Patrick Worms is a Cambridge-educated molecular geneticist, who represents CIFOR-ICRAF – the Centre for International Forestry Research and World Agroforestry- to policy makers, donors and corporate partners in Europe and beyond.
Patrick’s interests sit at the nexus of land restoration and human security. His firm conviction, drawn from decades of pioneering research, is that marrying traditional and advanced land management knowledge is the most promising pathway to rural prosperity, a giant help to mitigate our impact on biodiversity and the atmosphere and, tantalizingly, peace in a warming world.

Patrick has been active at the science-policy interface since the late 1980s, with a start teaching biology in the Hindu Kush. As a young European official, he then pioneered a new way of using communications to deal with the environmental legacy of communism across the former Soviet Union, before leaving for the private sector. There, he engaged with the disastrous environmental legacy of China’s Great Leap forward through an effort which became the first large-scale private-sector investment in tree planting for watershed remediation in that country.

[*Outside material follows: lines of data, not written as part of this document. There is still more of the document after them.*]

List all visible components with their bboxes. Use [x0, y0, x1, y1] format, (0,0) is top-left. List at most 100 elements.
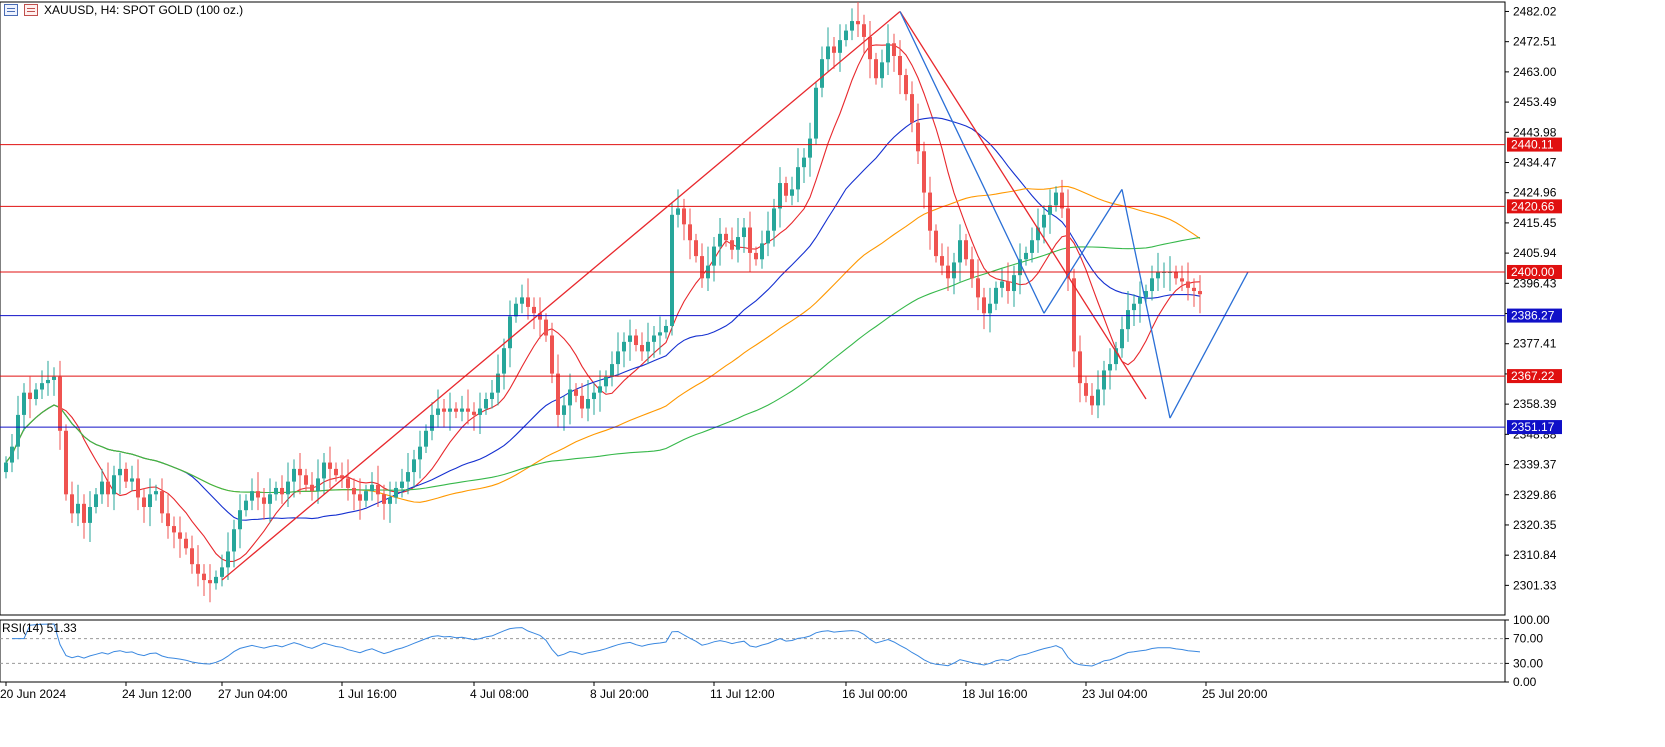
trend-line — [1121, 189, 1171, 419]
price-tick-label: 2329.86 — [1513, 488, 1557, 502]
candle-body — [1000, 281, 1004, 288]
candle-body — [322, 462, 326, 479]
candle-body — [124, 468, 128, 482]
candle-body — [436, 408, 440, 415]
candle-body — [664, 325, 668, 333]
trend-line — [221, 11, 901, 581]
candle-body — [544, 319, 548, 336]
candle-body — [286, 481, 290, 495]
candle-body — [1054, 192, 1058, 206]
candle-body — [874, 59, 878, 79]
candle-body — [40, 383, 44, 390]
candle-body — [298, 468, 302, 476]
candle-body — [472, 411, 476, 415]
candle-body — [4, 462, 8, 473]
candle-body — [1198, 291, 1202, 295]
candle-body — [1102, 370, 1106, 390]
candle-body — [214, 576, 218, 584]
level-price-tag — [1507, 137, 1562, 152]
candle-body — [898, 55, 902, 76]
price-tick-label: 2463.00 — [1513, 65, 1557, 79]
candle-body — [922, 151, 926, 193]
candle-body — [136, 478, 140, 498]
candle-body — [244, 500, 248, 511]
candle-body — [940, 256, 944, 266]
chart-properties-icon[interactable] — [24, 4, 38, 16]
chart-header: XAUUSD, H4: SPOT GOLD (100 oz.) — [4, 3, 243, 17]
candle-body — [1036, 227, 1040, 241]
candle-body — [358, 494, 362, 501]
candle-body — [454, 408, 458, 412]
time-tick-label: 27 Jun 04:00 — [218, 687, 288, 701]
candle-body — [784, 183, 788, 196]
candle-body — [832, 46, 836, 53]
price-tick-label: 2358.39 — [1513, 397, 1557, 411]
candle-body — [658, 332, 662, 336]
candle-body — [154, 491, 158, 495]
candle-body — [148, 494, 152, 508]
candle-body — [958, 240, 962, 263]
candle-body — [274, 487, 278, 495]
candle-body — [190, 548, 194, 565]
candle-body — [796, 167, 800, 190]
price-tick-label: 2434.47 — [1513, 155, 1557, 169]
price-tick-label: 2320.35 — [1513, 518, 1557, 532]
candle-body — [316, 478, 320, 492]
candle-body — [64, 430, 68, 495]
candle-body — [508, 316, 512, 349]
candle-body — [382, 494, 386, 504]
chart-grid-icon[interactable] — [4, 4, 18, 16]
candle-body — [994, 287, 998, 304]
candle-body — [1126, 310, 1130, 330]
candle-body — [268, 494, 272, 504]
candle-body — [412, 459, 416, 473]
candle-body — [388, 497, 392, 504]
candle-body — [178, 532, 182, 539]
candle-body — [724, 233, 728, 241]
candle-body — [196, 564, 200, 574]
candle-body — [1030, 240, 1034, 253]
candle-body — [166, 513, 170, 527]
time-tick-label: 8 Jul 20:00 — [590, 687, 649, 701]
level-price-tag — [1507, 420, 1562, 435]
trend-line — [899, 11, 1045, 314]
candle-body — [478, 408, 482, 415]
candle-body — [742, 227, 746, 238]
level-price-tag — [1507, 264, 1562, 279]
price-tick-label: 2396.43 — [1513, 276, 1557, 290]
candle-body — [598, 386, 602, 393]
moving-average-line — [5, 44, 1201, 563]
candle-body — [220, 567, 224, 577]
candle-body — [610, 364, 614, 377]
time-tick-label: 23 Jul 04:00 — [1082, 687, 1148, 701]
moving-average-line — [5, 117, 1201, 521]
price-tick-label: 2405.94 — [1513, 246, 1557, 260]
candle-body — [130, 478, 134, 482]
candle-body — [394, 487, 398, 498]
candle-body — [532, 306, 536, 314]
candle-body — [748, 227, 752, 253]
candle-body — [1090, 395, 1094, 406]
price-tick-label: 2310.84 — [1513, 548, 1557, 562]
candle-body — [1066, 208, 1070, 279]
price-tick-label: 2424.96 — [1513, 186, 1557, 200]
candle-body — [160, 491, 164, 514]
candle-body — [838, 40, 842, 53]
trend-line — [1043, 189, 1123, 314]
candle-body — [184, 538, 188, 549]
candle-body — [568, 389, 572, 406]
price-tick-label: 2482.02 — [1513, 4, 1557, 18]
level-price-tag — [1507, 369, 1562, 384]
moving-average-line — [5, 236, 1201, 494]
candle-body — [1024, 252, 1028, 260]
candle-body — [952, 262, 956, 279]
symbol-label: XAUUSD, H4: SPOT GOLD (100 oz.) — [44, 3, 244, 17]
candle-body — [778, 183, 782, 209]
candle-body — [880, 62, 884, 79]
candle-body — [970, 259, 974, 279]
candle-body — [712, 246, 716, 266]
rsi-line — [12, 623, 1201, 667]
candle-body — [688, 224, 692, 241]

His career has been varied. Amongst the highlights were a role helping ESA, the European Space Agency, develop its Vision for Human Spaceflight, and helping its astronauts become better communicators (Yes, beers with astronauts. That was a boyhood dream come true.). He got drawn into the post-Soviet conundrum at the National Security Council of the Republic of Georgia, where he served from 2007 to 2009 – and helped the country defend itself against Russia’s 2008 invasion – we warned the world back then that, unless it took a firm stand with Mr.Putin, Ukraine would be next – it didn’t, and here we are. He was involved in one of the early attempts to launch VoiP telephony and worked on both pollution and rebranding. And for over two decades, he pushed the huge benefits of intercultural education through board-level positions at AFS International Inc., AFS’ European umbrella organisation EFIL, and AFS Hungary.

Patrick serves as President of IUAF, the International Union of Agroforestry. He also serves as the Vice-President of the European Agroforestry Federation; is a member of the Steering Committee of International Land Lives Peace, which works at the interface between land degration and conflicts; a Senior Fellow of the Global Evergreening Alliance; and a member of several advisory boards. He is the very happily married father of four children ranging from 5 to 30 years old and lives in Waterloo, Belgium.